Le jouet de demain sera connecté ou ne sera pas ! L'industrie des jeux et jouets s'y prépare avec l'arrivée de nouvelles technologies qui font interagir les mondes virtuels et réels. C'est d'ailleurs ce que propose ePawn (en français, ''pion électronique''). Créée en 2010, cette start-up parisienne a développé une offre constituée d'un côté d'un écran tactile baptisé « ePawn Arena » et de l'autre des puces que l'on intègre dans n'importe quelle figurine ou pion du marché. Raccordé à un PC ou un smartphone, l'écran fait office de plateau de jeu sur lequel les jeux vidéos et autres contenus numériques interagissent avec des pions ou autres objets réels.
« Notre écran tactile peut localiser, identifier et gérer une soixantaine de pièces simultanément », fait valoir le président et cofondateur d'ePawn, Christophe Duteil. Ce grand amateur de jeux vidéos met en avant une autre avancée technologique de son offre : sa capacité à rendre interactifs des écrans de 55 pouces afin d'offrir aux joueurs une grande surface de jeu.

Des fabricants coréens pour produire les fameux écrans interactifs

Diplômé de l'université Paris 6 et ancien cadre de Thales et de Nortel, Christophe Duteil s'est associé à un autre ingénieur, l'inventeur Valentin Lefèvre, un spécialiste de la réalité augmentée et cofondateur de Total Immersion. Ce tandem a convaincu Elaia Partners, société de capital investissement, d'apporter un financement d'un million d'euros pour renforcer l'équipe. L'entreprise qui compte six employés est entrée en négociation avec des fabricants coréens pour produire les fameux écrans interactifs sur lesquels ePawn percevra des redevances. Ces écrans interactifs seront vendus de quelques centaines d'euros à quelques milliers d'euros selon leur taille (de 26 à 55 pouces).
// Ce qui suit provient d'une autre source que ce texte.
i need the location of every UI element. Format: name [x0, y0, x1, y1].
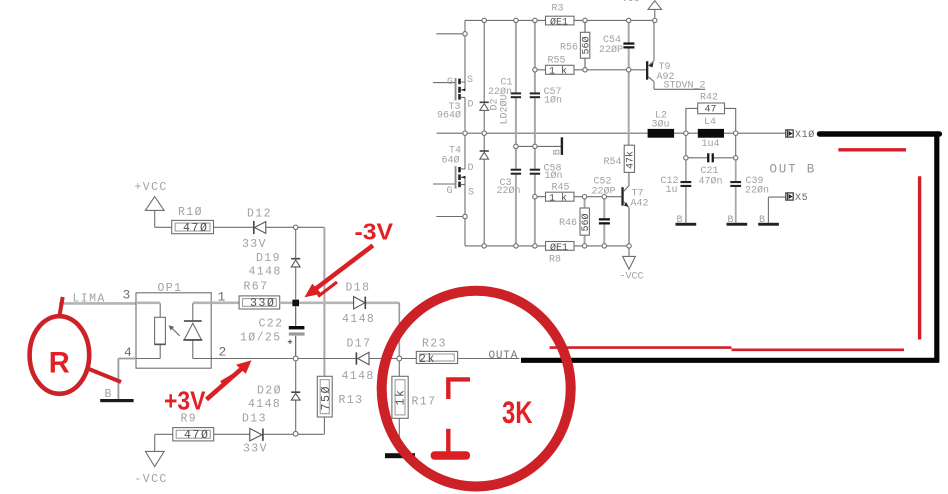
svg-text:R3: R3: [552, 4, 564, 15]
svg-text:1u: 1u: [666, 185, 678, 196]
svg-text:VCC: VCC: [622, 0, 640, 5]
svg-text:S: S: [468, 188, 474, 199]
svg-text:B: B: [552, 149, 563, 155]
inductor L2: [648, 111, 675, 138]
diode D2: [480, 20, 511, 246]
resistor R23: [402, 338, 520, 367]
svg-text:X1Ø: X1Ø: [795, 129, 815, 141]
svg-text:2: 2: [219, 345, 227, 360]
wire D12 rail to corner: [296, 226, 325, 228]
pin 2 wire: [211, 345, 293, 360]
net LIMA input wire pin3: [59, 288, 136, 306]
svg-text:OP1: OP1: [158, 282, 183, 295]
transistor T3: [433, 75, 474, 122]
transistor T4: [433, 146, 474, 199]
capacitor C21: [686, 133, 736, 187]
svg-text:ØE1: ØE1: [550, 242, 568, 254]
wire left rail: [464, 20, 466, 246]
svg-text:D18: D18: [346, 282, 371, 295]
svg-text:OUTA: OUTA: [489, 350, 519, 362]
svg-text:56Ø: 56Ø: [580, 213, 592, 231]
svg-text:64Ø: 64Ø: [442, 155, 460, 167]
svg-text:22Øn: 22Øn: [488, 86, 512, 98]
svg-text:4: 4: [124, 345, 132, 360]
resistor R10: [155, 206, 254, 235]
power +VCC: [135, 181, 168, 227]
black thick line top to X10: [820, 131, 940, 136]
resistor R67: [239, 281, 292, 311]
connector X10: [786, 129, 815, 141]
power -VCC right: [620, 246, 644, 283]
red ground sketch bottom: [446, 429, 450, 452]
svg-text:R: R: [49, 346, 70, 379]
wire top rail VCC: [465, 19, 655, 21]
capacitor C54: [599, 20, 634, 69]
diode D18 4148: [299, 282, 399, 327]
red line above OUTA black line: [550, 348, 904, 350]
svg-text:C22: C22: [259, 318, 284, 331]
svg-text:2k: 2k: [419, 353, 436, 366]
svg-text:L4: L4: [704, 117, 716, 128]
svg-text:1 k: 1 k: [549, 66, 567, 78]
capacitor C22: [240, 306, 305, 358]
black thick vertical right: [934, 132, 939, 362]
wire mid rail to X10: [437, 132, 787, 134]
svg-text:C21: C21: [701, 166, 719, 177]
svg-text:D12: D12: [247, 208, 272, 221]
svg-text:4148: 4148: [342, 370, 375, 383]
SCHEMATIC-GRAY: [433, 0, 816, 282]
svg-text:964Ø: 964Ø: [437, 110, 461, 122]
wire D18 corner down: [398, 303, 400, 359]
pin 4 wire + ground: [100, 345, 136, 402]
svg-text:LIMA: LIMA: [73, 293, 106, 306]
svg-text:B: B: [105, 388, 113, 401]
svg-text:1k: 1k: [395, 388, 408, 405]
svg-text:D13: D13: [242, 413, 267, 426]
svg-text:33Ø: 33Ø: [250, 297, 276, 310]
svg-text:3: 3: [123, 288, 131, 303]
resistor R13: [317, 376, 363, 434]
ground B under C12: [676, 215, 697, 226]
svg-text:3Øu: 3Øu: [652, 119, 670, 131]
inductor L4: [698, 117, 724, 150]
svg-text:75Ø: 75Ø: [320, 385, 333, 411]
svg-text:47: 47: [705, 105, 717, 116]
power VCC top: [622, 0, 662, 20]
capacitor C1: [488, 20, 521, 146]
transistor T9: [646, 20, 706, 91]
svg-text:4148: 4148: [248, 398, 281, 411]
svg-text:22ØP: 22ØP: [599, 44, 623, 56]
power -VCC left: [135, 434, 168, 486]
diode D12 zener 33V: [242, 208, 296, 252]
svg-text:-3V: -3V: [355, 218, 394, 244]
svg-text:47Øn: 47Øn: [699, 176, 723, 188]
svg-text:R1Ø: R1Ø: [178, 206, 203, 219]
svg-text:R17: R17: [412, 396, 437, 409]
capacitor C12: [661, 158, 692, 223]
red tick above ellipse: [60, 297, 63, 316]
transistor T7: [621, 186, 648, 246]
svg-text:R55: R55: [548, 56, 566, 67]
ground B under C39: [727, 215, 748, 226]
resistor R17: [385, 359, 436, 459]
svg-text:D: D: [468, 163, 474, 174]
svg-text:R46: R46: [559, 218, 577, 229]
red ellipse R: [30, 316, 90, 394]
svg-text:47Ø: 47Ø: [183, 222, 209, 235]
svg-text:4148: 4148: [249, 266, 282, 279]
capacitor C39: [730, 158, 769, 223]
diode D20 4148: [248, 359, 300, 434]
LOWER-LEFT BLOCK: [59, 181, 520, 486]
svg-text:1Øn: 1Øn: [544, 95, 562, 107]
svg-text:47k: 47k: [625, 151, 637, 169]
svg-text:1Ø/25: 1Ø/25: [240, 332, 282, 345]
capacitor C52: [592, 177, 616, 246]
svg-text:+3V: +3V: [164, 385, 206, 415]
svg-text:47Ø: 47Ø: [184, 429, 210, 442]
svg-text:22Øn: 22Øn: [497, 185, 521, 197]
svg-text:R56: R56: [560, 43, 578, 54]
capacitor C3: [497, 146, 522, 246]
svg-text:G: G: [447, 77, 453, 88]
diode D19 4148: [249, 227, 301, 299]
svg-text:D17: D17: [347, 338, 372, 351]
pin 1 wire: [211, 290, 239, 305]
svg-text:R42: R42: [700, 93, 718, 104]
svg-text:X5: X5: [795, 193, 808, 204]
resistor R8: [546, 242, 575, 266]
red line ellipse to pin4: [89, 369, 121, 382]
svg-text:STDVN_2: STDVN_2: [664, 81, 706, 92]
svg-text:G: G: [447, 186, 453, 197]
ground B sideways: [516, 137, 563, 155]
wire stub upper-left: [436, 33, 465, 35]
op-amp OP1 box: [136, 282, 211, 368]
svg-text:S: S: [467, 75, 473, 86]
resistor R55: [535, 56, 647, 78]
svg-text:1: 1: [218, 290, 226, 305]
red arrow to pin2 wire: [207, 360, 252, 399]
connector X5: [768, 193, 808, 223]
black thick line from OUTA: [521, 358, 939, 363]
svg-text:1 k: 1 k: [549, 193, 567, 205]
red arrow to junction: [305, 245, 373, 297]
svg-text:R45: R45: [552, 183, 570, 194]
resistor R56: [560, 20, 593, 69]
svg-text:33V: 33V: [243, 443, 268, 456]
svg-text:1u4: 1u4: [702, 139, 720, 150]
node junction square: [292, 300, 299, 307]
svg-text:+VCC: +VCC: [135, 181, 168, 194]
red bracket sketch top: [447, 378, 470, 399]
resistor R45: [535, 183, 622, 205]
resistor R42: [686, 93, 736, 134]
junction dots lower block: [293, 225, 401, 436]
resistor R9: [155, 413, 250, 443]
svg-text:-VCC: -VCC: [135, 473, 168, 486]
svg-text:22Øn: 22Øn: [745, 185, 769, 197]
svg-text:B: B: [728, 215, 734, 226]
svg-text:D19: D19: [256, 252, 281, 265]
svg-text:A42: A42: [631, 199, 649, 210]
svg-text:B: B: [759, 215, 765, 226]
svg-text:-VCC: -VCC: [620, 272, 644, 283]
svg-text:D2Ø: D2Ø: [257, 385, 282, 398]
svg-text:R23: R23: [422, 338, 447, 351]
red line under X10: [838, 148, 906, 151]
svg-text:LD2ØU: LD2ØU: [499, 94, 511, 124]
capacitor C57: [530, 20, 562, 146]
wire vertical 33V rail right: [323, 227, 325, 376]
svg-text:R8: R8: [549, 255, 561, 266]
red big circle 3K: [382, 291, 571, 487]
svg-text:R54: R54: [604, 157, 622, 168]
ground B under X5: [758, 215, 779, 226]
svg-text:R13: R13: [339, 394, 364, 407]
svg-text:1Øn: 1Øn: [545, 170, 563, 182]
svg-text:56Ø: 56Ø: [581, 36, 593, 54]
resistor R3: [546, 4, 575, 29]
svg-text:D: D: [468, 100, 474, 111]
svg-text:33V: 33V: [242, 238, 267, 251]
red vertical line right: [918, 176, 921, 339]
resistor R54: [604, 70, 637, 186]
diode D17 4148: [298, 338, 397, 384]
capacitor C58: [530, 146, 563, 246]
wire stub lower-left: [436, 216, 465, 218]
svg-text:B: B: [677, 215, 683, 226]
resistor R46: [559, 197, 592, 246]
svg-text:3K: 3K: [502, 394, 533, 430]
svg-text:4148: 4148: [342, 313, 375, 326]
junction dots top block: [463, 18, 738, 248]
svg-text:R67: R67: [244, 281, 269, 294]
wire bottom rail: [465, 245, 629, 247]
svg-text:ØE1: ØE1: [550, 16, 568, 28]
svg-text:OUT B: OUT B: [770, 162, 817, 176]
diode D13 zener 33V: [242, 413, 324, 456]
Quant aux figurines et contenus numériques, ils seront réalisés par des fabricants de jouets et des studios de jeux vidéos auxquels la start-up concédera aussi des licences d'exploitation. « Nous réaliserons nos ventes essentiellement à l'international », prévoit le dirigeant de l'entreprise qui a entamé des discussions avec de grands studios de jeux vidéos américains.
Pour l'heure, l'entreprise a déjà démarré la commercialisation de son offre auprès du secteur BtoB, notamment auprès des professionnels du Serious Games et de l'événementiel. Cette année ePawn prévoit de réaliser un chiffre d'affaires de 500 000 euros grâce à la vente d'écrans haut de gamme et de licences de jeux. « Les ventes commenceront à être significatives dès 2014 », prévoit le patron d'ePawn qui espère arriver à la rentabilité en 2015, grâce aux ventes d'écrans et de jeux auprès du grand public.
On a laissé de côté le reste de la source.